Waste Not
TP, Organic Waste Could Become Sources of Clean Energy, Low-Carbon Building Materials

From used bathroom tissue to banana peels, researchers and innovators are fueling a sustainable future by giving new life to previously overlooked waste streams. While scientists in the Netherlands are tapping sludge from water treatment facilities to generate clean energy, Arup is using organic waste to generate low-cost, low-carbon building materials.

As if the idea of pee power wasn’t already odd enough, scientists at the University of Utrecht and the University of Amsterdam in the Netherlands have uncovered a way to convert used toilet paper into energy in a completely unexpected twist on the concept of remanufacturing.

To do this, researchers developed a two-step process in which used toilet paper — a product traditionally designed for single use — is reclaimed from the sludge at water treatment facilities, dried and heated to 900 degrees Celsius, at which time it is transformed into a gas. After moisture and materials such as tar and ash are removed from the gas, methane, carbon dioxide and carbon monoxide remain. Scientists then feed the resulting gases into solid-oxide fuel cells.

While the end product itself signals a significant step forward for low-carbon energy, the process of producing the fuel cell is also worth noting. The entire process is optimized for sustainability: Residual heat derived from the fuel cells is harnessed to dry out the next batch of toilet paper, essentially creating a closed-loop system.
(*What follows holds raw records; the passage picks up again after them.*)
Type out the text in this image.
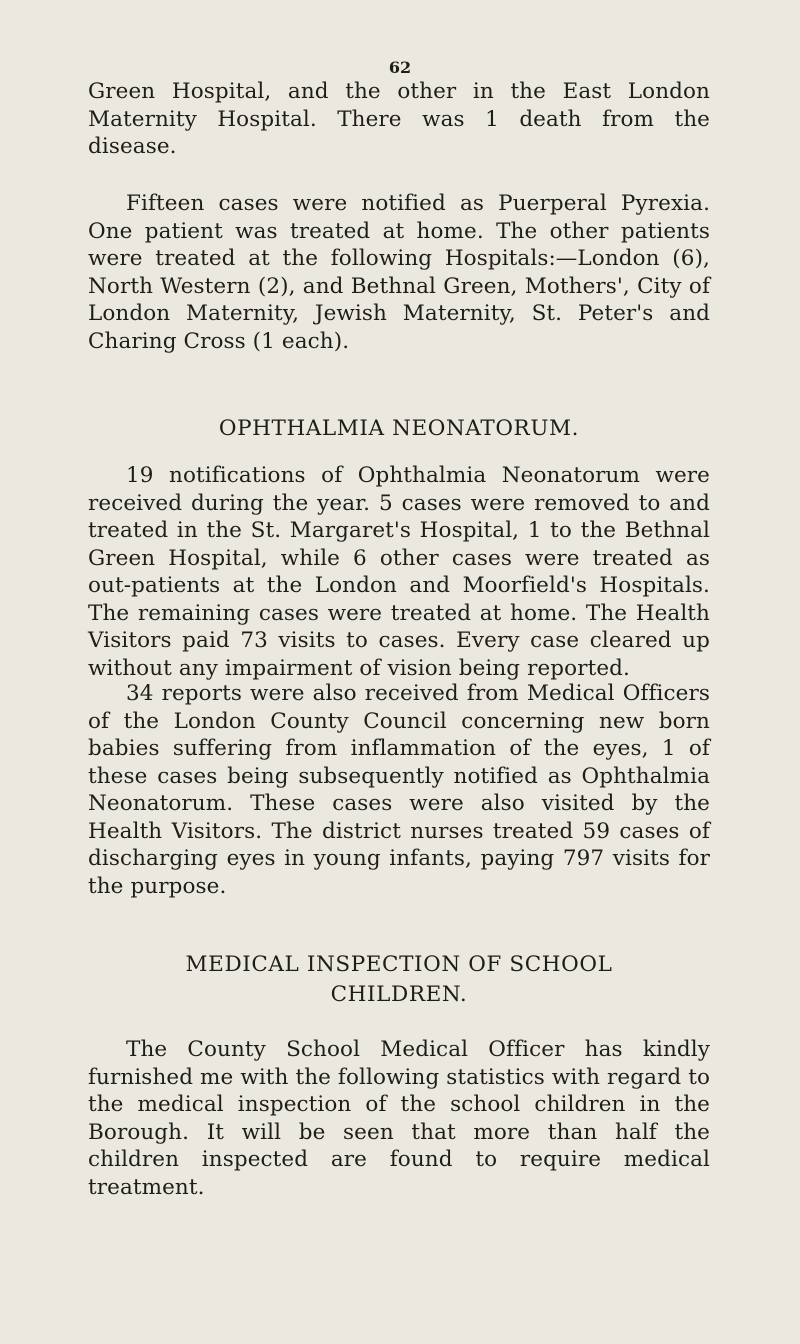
62

Green Hospital, and the other in the East London Maternity Hospital. There was 1 death from the disease.

Fifteen cases were notified as Puerperal Pyrexia. One patient was treated at home. The other patients were treated at the following Hospitals:—London (6), North Western (2), and Bethnal Green, Mothers', City of London Maternity, Jewish Maternity, St. Peter's and Charing Cross (1 each).

OPHTHALMIA NEONATORUM.

19 notifications of Ophthalmia Neonatorum were received during the year. 5 cases were removed to and treated in the St. Margaret's Hospital, 1 to the Bethnal Green Hospital, while 6 other cases were treated as out-patients at the London and Moorfield's Hospitals. The remaining cases were treated at home. The Health Visitors paid 73 visits to cases. Every case cleared up without any impairment of vision being reported.

34 reports were also received from Medical Officers of the London County Council concerning new born babies suffering from inflammation of the eyes, 1 of these cases being subsequently notified as Ophthalmia Neonatorum. These cases were also visited by the Health Visitors. The district nurses treated 59 cases of discharging eyes in young infants, paying 797 visits for the purpose.

MEDICAL INSPECTION OF SCHOOL
CHILDREN.

The County School Medical Officer has kindly furnished me with the following statistics with regard to the medical inspection of the school children in the Borough. It will be seen that more than half the children inspected are found to require medical treatment.
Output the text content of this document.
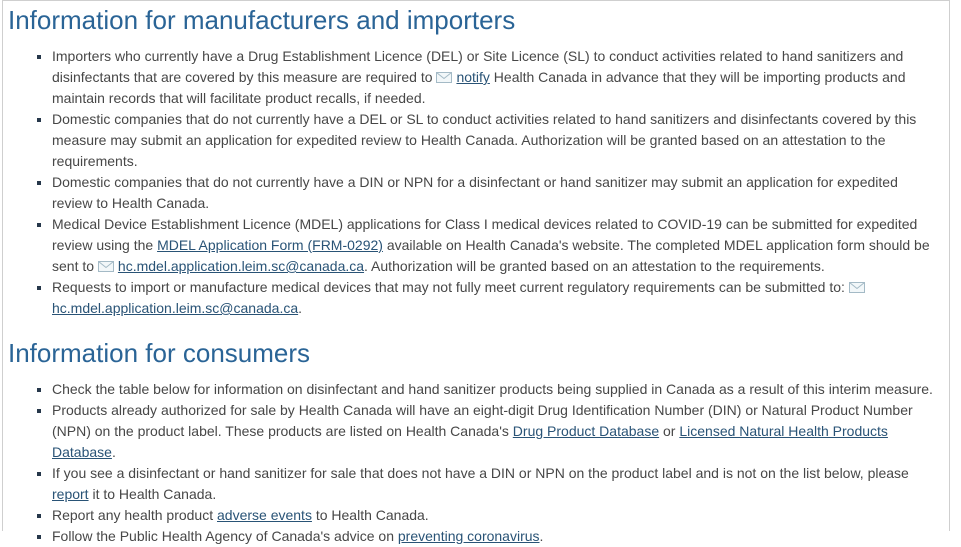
Information for manufacturers and importers
▪ Importers who currently have a Drug Establishment Licence (DEL) or Site Licence (SL) to conduct activities related to hand sanitizers and disinfectants that are covered by this measure are required to notify Health Canada in advance that they will be importing products and maintain records that will facilitate product recalls, if needed.
▪ Domestic companies that do not currently have a DEL or SL to conduct activities related to hand sanitizers and disinfectants covered by this measure may submit an application for expedited review to Health Canada. Authorization will be granted based on an attestation to the requirements.
▪ Domestic companies that do not currently have a DIN or NPN for a disinfectant or hand sanitizer may submit an application for expedited review to Health Canada.
▪ Medical Device Establishment Licence (MDEL) applications for Class I medical devices related to COVID-19 can be submitted for expedited review using the MDEL Application Form (FRM-0292) available on Health Canada's website. The completed MDEL application form should be sent to hc.mdel.application.leim.sc@canada.ca. Authorization will be granted based on an attestation to the requirements.
▪ Requests to import or manufacture medical devices that may not fully meet current regulatory requirements can be submitted to: hc.mdel.application.leim.sc@canada.ca.
Information for consumers
▪ Check the table below for information on disinfectant and hand sanitizer products being supplied in Canada as a result of this interim measure.
▪ Products already authorized for sale by Health Canada will have an eight-digit Drug Identification Number (DIN) or Natural Product Number (NPN) on the product label. These products are listed on Health Canada's Drug Product Database or Licensed Natural Health Products Database.
▪ If you see a disinfectant or hand sanitizer for sale that does not have a DIN or NPN on the product label and is not on the list below, please report it to Health Canada.
▪ Report any health product adverse events to Health Canada.
▪ Follow the Public Health Agency of Canada's advice on preventing coronavirus.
The system emits a sixth of the CO2 generated by a coal plant and is on par with other renewable energy sources in regards to emission levels.

According to the researchers’ findings, which are published in Energy Technology, the process allows for the capture of two to three times more electricity than simply burning the recovered toilet paper and, if employed at the regional level, could help water treatment facilities in the Amsterdam region reduce their energy expenditure for separating toilet paper from water by 40 percent.

The energy captured in the fuel cells could also be used to provide electricity to around 6,400 homes, however, price remains a hurdle. As a waste product, toilet paper is considered a negative cost and operating costs are also low thanks to the high thermodynamic efficiency of the process, but the current status of fuel cell technology prevents the system from being cost-effective. As the market for fuel cells develops, it is expected that these costs will decrease.

Meanwhile, bananas, potatoes and maize are poised to become the building materials of the future — at least if Arup has anything to say about it.

The construction industry is one of the largest consumers of raw materials globally. In the UK alone, the sector accounts for 60 percent of all raw materials consumed. In a new report, Arup envisages the use of organic waste streams to create low-cost, low-carbon building materials to establish a completely circular system in which building waste is fed back into the biological cycle at the end of its serviceable life.

In 2014, European agriculture and forestry produced over 40 million tons of dried organic waste, a number that continues to grow. While these organic materials could be incinerated to produce energy, Arup suggests that the same material could generate more value if used to make building materials such as bricks, insulation and partition boards — approximately €6 per kilogram as opposed to .85 Euros.

And the idea isn’t so far out there — Arup has already been making progress in this area, creating the SolarLeaf, the world’s first-ever façade system to cultivate micro-algae to generate heat and biomass, and BioBuild, the first self-supporting facade panel made from bio-composite materials.

Innovative manufacturing processes, such as 3D printing of biopolymers, have been critical in enabling the development of the concept and are increasingly becoming widespread. The report, ***The Urban Bio-Loop: Growing, Making and Regenerating***, sheds light on the potential of four main organic matter products already available: peanuts, rice, bananas and potatoes. While peanuts and rice husks are being used to produce low-cost materials such as partition boards and fillers, the fruit and leaves of bananas are being transformed into rugged textiles. The peel from potatoes can be cleaned, pressed and dried to create a low-weight, fire-resistant, water-repellent, insulating material and acoustic absorber.

“As one of the world’s largest users of resources we need to move away from our ‘take, use, dispose’ mentality,” said Guglielmo Carra, Materials Consulting Lead Europe at Arup. “There are already pockets of activity, with some producers making lower-CO2 building products from organic materials. What we need now is for the industry to come together to scale up this activity so that it enters the mainstream. An important step is to work with government to rethink construction codes and regulations to consider waste as a resource, opening up the opportunity to repurpose it on an industrial scale.”